Dazu gebe es mehrere Tipps: Frischer Rasenschnitt sollte möglichst ein bis zwei Tage antrocknen, bevor er entsorgt wird. Der Boden der Tonne könne mit Pappe, Eierkartons, Zeitungspapier, Zweigen oder kleinen Ästen ausgelegt werden. Rasenschnitt sollte im Wechsel mit trockenem Material wie Laub, Heckenschnitt oder Zeitungspapier geschichtet werden. Außerdem könnten Bürger den feststeckenden Inhalt vor der Leerung der Tonne mit einem Spaten oder Stock auflockern. In jedem Fall sollte der Rasenschnitt nicht in der Tonne festgestampft oder verpresst.
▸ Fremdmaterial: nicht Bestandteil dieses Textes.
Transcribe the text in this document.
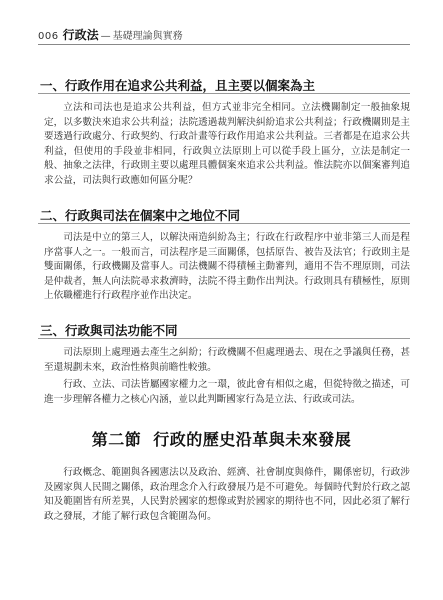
006 行政法 — 基礎理論與實務
一、行政作用在追求公共利益，且主要以個案為主

立法和司法也是追求公共利益，但方式並非完全相同。立法機關制定一般抽象規定，以多數決來追求公共利益；法院透過裁判解決糾紛追求公共利益；行政機關則是主要透過行政處分、行政契約、行政計畫等行政作用追求公共利益。三者都是在追求公共利益，但使用的手段並非相同，行政與立法原則上可以從手段上區分，立法是制定一般、抽象之法律，行政則主要以處理具體個案來追求公共利益。惟法院亦以個案審判追求公益，司法與行政應如何區分呢？

二、行政與司法在個案中之地位不同

司法是中立的第三人，以解決兩造糾紛為主；行政在行政程序中並非第三人而是程序當事人之一。一般而言，司法程序是三面關係，包括原告、被告及法官；行政則主是雙面關係，行政機關及當事人。司法機關不得積極主動審判，適用不告不理原則，司法是仲裁者，無人向法院尋求救濟時，法院不得主動作出判決。行政則具有積極性，原則上依職權進行行政程序並作出決定。

三、行政與司法功能不同

司法原則上處理過去產生之糾紛；行政機關不但處理過去、現在之爭議與任務，甚至還規劃未來，政治性格與前瞻性較強。

行政、立法、司法皆屬國家權力之一環，彼此會有相似之處，但從特徵之描述，可進一步理解各權力之核心內涵，並以此判斷國家行為是立法、行政或司法。

第二節 行政的歷史沿革與未來發展

行政概念、範圍與各國憲法以及政治、經濟、社會制度與條件，關係密切，行政涉及國家與人民間之關係，政治理念介入行政發展乃是不可避免。每個時代對於行政之認知及範圍皆有所差異，人民對於國家的想像或對於國家的期待也不同，因此必須了解行政之發展，才能了解行政包含範圍為何。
Davon abgesehen müsse der Rasenschnitt nicht unbedingt in der Tonne landen: Er kann kostenfrei bei den Grünschnittsammelstellen im Landkreis Kusel abgeladen werden. Auch bei sperrigen Gartenabfällen wie Ästen, Wurzeln oder Strauchschnitt gilt: Stets so einfüllen, dass sich nichts in der Tonne verkeilt. Wer mehr Volumen benötigt, kann bei der Abfallwirtschaft des Landkreises auch eine größere Biotonne bestellen. Informationen dazu gibt es telefonisch unter 06381 4240.